Petrovic mischte Folklore mit Lore-Roman, filmte (an der schwelgenden Kamera: Tomislav Pinter) echte Zigeuner beim Tanzen und beim Tanzen und beim Tanzen und ließ von professionellen Darstellern folgende Begebenheit einflechten:

Der Zigeunerjüngling Bora, mit Gänsefedern handelnd und einem schlimmen Weibe angetraut, verfällt der schönen Tisa.
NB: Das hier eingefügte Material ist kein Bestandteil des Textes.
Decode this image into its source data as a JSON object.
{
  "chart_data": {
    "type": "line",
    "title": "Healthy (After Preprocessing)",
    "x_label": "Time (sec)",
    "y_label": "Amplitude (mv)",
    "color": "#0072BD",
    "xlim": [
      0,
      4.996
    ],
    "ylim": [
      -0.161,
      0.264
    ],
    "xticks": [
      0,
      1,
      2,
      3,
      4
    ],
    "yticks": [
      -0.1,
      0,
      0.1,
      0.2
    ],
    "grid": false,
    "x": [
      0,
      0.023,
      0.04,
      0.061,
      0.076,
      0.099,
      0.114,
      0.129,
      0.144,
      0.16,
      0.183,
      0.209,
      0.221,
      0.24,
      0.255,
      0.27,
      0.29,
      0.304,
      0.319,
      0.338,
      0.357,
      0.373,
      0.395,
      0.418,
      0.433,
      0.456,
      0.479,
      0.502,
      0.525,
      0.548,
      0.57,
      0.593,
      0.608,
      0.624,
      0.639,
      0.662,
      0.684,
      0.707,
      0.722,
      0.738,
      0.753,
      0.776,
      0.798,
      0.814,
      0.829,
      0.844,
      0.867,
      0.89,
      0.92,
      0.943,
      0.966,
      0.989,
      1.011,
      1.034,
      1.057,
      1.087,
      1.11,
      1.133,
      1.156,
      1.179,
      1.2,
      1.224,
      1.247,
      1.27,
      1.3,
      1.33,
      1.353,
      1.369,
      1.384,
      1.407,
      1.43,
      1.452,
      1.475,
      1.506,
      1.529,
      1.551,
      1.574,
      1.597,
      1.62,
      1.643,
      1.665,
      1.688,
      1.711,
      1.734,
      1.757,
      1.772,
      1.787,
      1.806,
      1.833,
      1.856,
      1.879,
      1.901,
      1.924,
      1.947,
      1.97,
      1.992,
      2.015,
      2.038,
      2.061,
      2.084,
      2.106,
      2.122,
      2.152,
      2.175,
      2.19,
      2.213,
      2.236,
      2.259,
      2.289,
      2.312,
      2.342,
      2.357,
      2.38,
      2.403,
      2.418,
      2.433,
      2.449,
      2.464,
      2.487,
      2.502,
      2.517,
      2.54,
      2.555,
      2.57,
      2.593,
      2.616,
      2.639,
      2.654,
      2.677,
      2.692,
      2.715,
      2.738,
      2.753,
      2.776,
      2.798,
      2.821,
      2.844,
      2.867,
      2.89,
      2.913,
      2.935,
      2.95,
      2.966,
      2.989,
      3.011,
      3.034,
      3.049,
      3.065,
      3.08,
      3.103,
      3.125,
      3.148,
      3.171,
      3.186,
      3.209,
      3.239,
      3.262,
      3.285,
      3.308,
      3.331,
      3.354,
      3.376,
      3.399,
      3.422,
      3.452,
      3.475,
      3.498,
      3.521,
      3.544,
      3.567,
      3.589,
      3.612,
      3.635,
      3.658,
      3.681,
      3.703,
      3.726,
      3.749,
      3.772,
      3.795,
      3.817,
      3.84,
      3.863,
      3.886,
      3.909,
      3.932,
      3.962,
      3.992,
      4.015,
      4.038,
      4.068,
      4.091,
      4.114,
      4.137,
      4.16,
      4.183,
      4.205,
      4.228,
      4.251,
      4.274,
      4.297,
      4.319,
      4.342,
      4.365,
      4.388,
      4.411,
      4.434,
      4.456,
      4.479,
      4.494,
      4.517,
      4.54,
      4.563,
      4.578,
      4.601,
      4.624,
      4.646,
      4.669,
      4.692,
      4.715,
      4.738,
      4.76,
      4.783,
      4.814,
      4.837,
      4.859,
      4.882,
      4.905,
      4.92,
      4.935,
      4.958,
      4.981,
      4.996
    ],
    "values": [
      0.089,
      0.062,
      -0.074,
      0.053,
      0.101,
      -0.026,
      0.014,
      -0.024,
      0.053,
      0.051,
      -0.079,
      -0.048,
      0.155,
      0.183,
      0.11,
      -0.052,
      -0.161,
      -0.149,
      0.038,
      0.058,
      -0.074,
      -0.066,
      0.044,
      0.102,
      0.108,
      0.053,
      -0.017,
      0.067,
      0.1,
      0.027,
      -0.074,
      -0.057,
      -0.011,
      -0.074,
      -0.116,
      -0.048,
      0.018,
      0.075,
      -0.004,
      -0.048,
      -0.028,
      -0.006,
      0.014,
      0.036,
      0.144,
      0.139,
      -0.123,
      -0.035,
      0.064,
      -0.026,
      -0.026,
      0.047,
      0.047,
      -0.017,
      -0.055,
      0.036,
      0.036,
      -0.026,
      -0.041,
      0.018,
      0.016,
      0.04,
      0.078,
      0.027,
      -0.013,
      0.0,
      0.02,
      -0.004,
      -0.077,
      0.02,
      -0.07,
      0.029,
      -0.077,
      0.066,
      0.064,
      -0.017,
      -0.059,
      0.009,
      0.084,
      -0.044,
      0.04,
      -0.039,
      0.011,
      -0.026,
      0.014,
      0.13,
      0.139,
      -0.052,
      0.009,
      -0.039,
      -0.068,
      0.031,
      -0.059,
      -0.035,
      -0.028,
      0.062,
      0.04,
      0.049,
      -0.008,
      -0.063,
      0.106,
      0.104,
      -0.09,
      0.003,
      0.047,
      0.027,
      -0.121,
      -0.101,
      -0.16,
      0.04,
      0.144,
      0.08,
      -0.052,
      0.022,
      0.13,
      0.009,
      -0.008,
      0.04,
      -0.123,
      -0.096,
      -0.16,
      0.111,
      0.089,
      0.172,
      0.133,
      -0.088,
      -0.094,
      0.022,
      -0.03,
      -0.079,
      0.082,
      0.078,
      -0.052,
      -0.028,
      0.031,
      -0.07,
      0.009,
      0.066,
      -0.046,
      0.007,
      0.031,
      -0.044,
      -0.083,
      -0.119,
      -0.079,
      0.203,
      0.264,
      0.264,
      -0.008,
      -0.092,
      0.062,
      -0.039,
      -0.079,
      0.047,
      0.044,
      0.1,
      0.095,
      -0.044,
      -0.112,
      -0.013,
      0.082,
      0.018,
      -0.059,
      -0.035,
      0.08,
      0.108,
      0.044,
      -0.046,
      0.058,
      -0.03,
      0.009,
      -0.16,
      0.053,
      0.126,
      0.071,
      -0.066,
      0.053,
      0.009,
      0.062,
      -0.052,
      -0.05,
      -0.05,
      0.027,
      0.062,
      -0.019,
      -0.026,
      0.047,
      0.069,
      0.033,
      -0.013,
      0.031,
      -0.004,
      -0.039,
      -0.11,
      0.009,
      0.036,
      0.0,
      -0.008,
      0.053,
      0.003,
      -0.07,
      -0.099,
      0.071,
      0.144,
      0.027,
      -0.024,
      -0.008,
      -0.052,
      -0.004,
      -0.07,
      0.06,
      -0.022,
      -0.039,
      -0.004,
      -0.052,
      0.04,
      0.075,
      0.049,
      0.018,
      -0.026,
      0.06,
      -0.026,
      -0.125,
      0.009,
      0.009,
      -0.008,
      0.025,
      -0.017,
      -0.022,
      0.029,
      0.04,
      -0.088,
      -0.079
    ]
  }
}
Traurig zieht er von Gänseherde zu Gänseherde, mordet gar wegen der Kapriziösen und ward nicht mehr gesehen.

Der Folklore-Teil -- erstmals spielen Zigeuner sich selbst -- ist die bessere Hälfte: Eines der merkwürdigsten, abgeschlossensten Völker läßt sich bei Hochzeitsriten und Grablegung beobachten und sogar in die Karten sehen.

Aber auch in der klassenlosen Gesellschaft, zeigt der Film, bleiben die Zigeuner, was sie immer waren: Außenseiter.